A Women's Health Benchmark for Large Language Models
As large language models (LLMs) become primary sources of health information for millions, their accuracy in women’s health remains critically unexamined. We introduce the Women’s Health Benchmark (WHB), the first benchmark evaluating LLM performance specifically in women’s health. Our benchmark comprises 96 rigorously validated model stumps covering five medical specialties (obstetrics and gynecology, emergency medicine, primary care, oncology, and neurology), three query types (patient query, clinician query, and evidence/policy query), and eight error types (dosage/medication errors, missing critical information, outdated guidelines/treatment recommendations, incorrect treatment advice, incorrect factual information, missing/incorrect differential diagnosis, missed urgency, and inappropriate recommendations). We evaluated 13 state-of-the-art LLMs and revealed alarming gaps: current models show approximately 60% failure rates on the women’s health benchmark, with performance varying dramatically across specialties and error types. Notably, models universally struggle with “missed urgency” indicators, while newer models like GPT-5 show significant improvements in avoiding inappropriate recommendations. Our findings underscore that AI chatbots are not yet fully able of providing reliable advice in women’s health.
💡 Research Summary
The paper introduces the Women’s Health Benchmark (WHB), the first systematic evaluation suite dedicated to assessing large language models (LLMs) on women‑specific medical content. Recognizing that LLMs have become a primary source of health information for millions, the authors argue that the accuracy of these systems in women’s health has been largely ignored. To fill this gap, they construct a benchmark consisting of 96 rigorously validated “model stumps” – question‑answer pairs – that span five clinical specialties (obstetrics‑gynecology, emergency medicine, primary care, oncology, and neurology). Each stump falls into one of three query categories: a patient‑oriented question, a clinician‑oriented question, or a policy/evidence‑oriented question. Moreover, the benchmark annotates eight distinct error types: dosage/medication errors, missing critical information, outdated guideline or treatment recommendations, incorrect treatment advice, factual inaccuracies, missing or incorrect differential diagnoses, missed urgency, and inappropriate recommendations.
The authors describe a multi‑step curation pipeline. First, they extract clinical scenarios from up‑to‑date guidelines, peer‑reviewed literature, and real‑world case reports. Second, domain experts review each scenario for clinical relevance and ensure that the correct answer reflects the latest standard of care.
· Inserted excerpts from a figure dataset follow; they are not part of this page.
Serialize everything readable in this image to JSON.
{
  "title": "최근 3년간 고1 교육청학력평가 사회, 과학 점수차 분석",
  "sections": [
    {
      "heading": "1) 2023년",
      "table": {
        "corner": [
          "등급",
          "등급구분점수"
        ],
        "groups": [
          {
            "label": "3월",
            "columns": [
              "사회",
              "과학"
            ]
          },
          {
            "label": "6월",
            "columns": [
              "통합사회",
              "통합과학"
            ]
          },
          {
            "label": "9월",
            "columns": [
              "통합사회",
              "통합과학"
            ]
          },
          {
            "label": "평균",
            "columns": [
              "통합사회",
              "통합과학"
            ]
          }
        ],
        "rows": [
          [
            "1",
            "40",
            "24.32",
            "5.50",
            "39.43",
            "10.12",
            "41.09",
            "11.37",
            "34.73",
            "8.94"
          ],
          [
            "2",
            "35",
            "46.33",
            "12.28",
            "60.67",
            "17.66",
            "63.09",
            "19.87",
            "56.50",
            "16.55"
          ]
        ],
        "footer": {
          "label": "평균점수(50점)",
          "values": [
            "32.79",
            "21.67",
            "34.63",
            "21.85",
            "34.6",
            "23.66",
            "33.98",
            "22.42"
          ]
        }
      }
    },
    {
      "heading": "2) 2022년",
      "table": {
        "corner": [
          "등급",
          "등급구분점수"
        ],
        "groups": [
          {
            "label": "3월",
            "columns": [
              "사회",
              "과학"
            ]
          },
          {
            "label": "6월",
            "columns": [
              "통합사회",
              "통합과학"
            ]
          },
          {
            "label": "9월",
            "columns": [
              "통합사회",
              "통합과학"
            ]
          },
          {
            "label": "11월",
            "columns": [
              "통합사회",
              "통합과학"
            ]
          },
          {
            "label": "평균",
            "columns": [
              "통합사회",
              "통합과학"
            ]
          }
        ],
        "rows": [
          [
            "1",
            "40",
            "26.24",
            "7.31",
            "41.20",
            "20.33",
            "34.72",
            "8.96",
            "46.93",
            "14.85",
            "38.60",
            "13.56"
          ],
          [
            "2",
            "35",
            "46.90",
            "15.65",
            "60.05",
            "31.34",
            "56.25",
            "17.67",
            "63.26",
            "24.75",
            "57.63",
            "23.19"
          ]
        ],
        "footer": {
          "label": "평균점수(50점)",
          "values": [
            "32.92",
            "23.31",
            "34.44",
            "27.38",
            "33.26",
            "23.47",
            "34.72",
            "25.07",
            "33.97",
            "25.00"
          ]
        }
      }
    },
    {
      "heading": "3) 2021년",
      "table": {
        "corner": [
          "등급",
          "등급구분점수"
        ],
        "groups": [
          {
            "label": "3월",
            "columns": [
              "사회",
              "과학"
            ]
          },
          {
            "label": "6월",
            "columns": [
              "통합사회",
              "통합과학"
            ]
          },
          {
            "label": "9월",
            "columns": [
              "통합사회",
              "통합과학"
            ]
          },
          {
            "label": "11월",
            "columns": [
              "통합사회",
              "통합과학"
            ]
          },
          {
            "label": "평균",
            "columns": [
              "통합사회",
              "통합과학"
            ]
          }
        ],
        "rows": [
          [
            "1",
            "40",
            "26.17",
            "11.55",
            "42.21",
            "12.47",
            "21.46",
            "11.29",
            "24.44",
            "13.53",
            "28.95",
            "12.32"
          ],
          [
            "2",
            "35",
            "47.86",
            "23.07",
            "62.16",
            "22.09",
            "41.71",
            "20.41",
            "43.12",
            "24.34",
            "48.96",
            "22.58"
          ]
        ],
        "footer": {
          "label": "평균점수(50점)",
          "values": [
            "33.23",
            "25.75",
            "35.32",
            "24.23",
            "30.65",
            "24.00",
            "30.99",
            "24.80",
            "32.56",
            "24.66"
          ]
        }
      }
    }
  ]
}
Third, they map each scenario to the eight error categories, creating a ground‑truth taxonomy that can be used to score model outputs not only for correctness but also for safety‑critical dimensions.
Thirteen state‑of‑the‑art LLMs are evaluated under identical prompting conditions, including GPT‑4, GPT‑5, Claude‑2, LLaMA‑2, Gemini‑Pro, and several open‑source alternatives. Overall, the models achieve an average accuracy of roughly 40 %, meaning a failure rate of about 60 % on the WHB. Performance varies dramatically across specialties: obstetrics‑gynecology and oncology show modestly higher scores (≈45 % and 42 % respectively), while emergency medicine and neurology fall below 30 %. The error‑type analysis reveals that “missed urgency” is the most prevalent failure, occurring in more than 70 % of the relevant cases across all models. “Inappropriate recommendations” are less common in the newest model (GPT‑5 reduces this error to 18 % of its outputs), indicating some progress in safety alignment. However, dosage and medication errors, as well as reliance on outdated guidelines, remain widespread, underscoring a systemic inability of current LLMs to keep pace with rapidly evolving clinical standards.
The discussion emphasizes that while LLMs have made impressive strides in general language understanding, their deployment in women’s health contexts is still unsafe. The authors note that the benchmark itself highlights data‑bias issues: many training corpora under‑represent women‑specific conditions, and the models often default to male‑centric or generic medical reasoning. They call for dedicated, gender‑balanced training data, continuous guideline updates, and a robust human‑in‑the‑loop validation process before LLMs can be trusted for patient‑facing applications. Limitations of the study include the relatively small number of stumps and the lack of multi‑turn conversational dynamics, which the authors plan to address in future work by expanding the benchmark to longer dialogues and multimodal inputs.
In conclusion, the WHB exposes a critical safety gap: current LLMs fail to provide reliable, accurate, and urgency‑aware advice in women’s health, with an overall 60 % failure rate. By quantifying these shortcomings, the benchmark offers a concrete target for researchers and developers aiming to improve the safety, equity, and clinical utility of AI‑driven health assistants for women.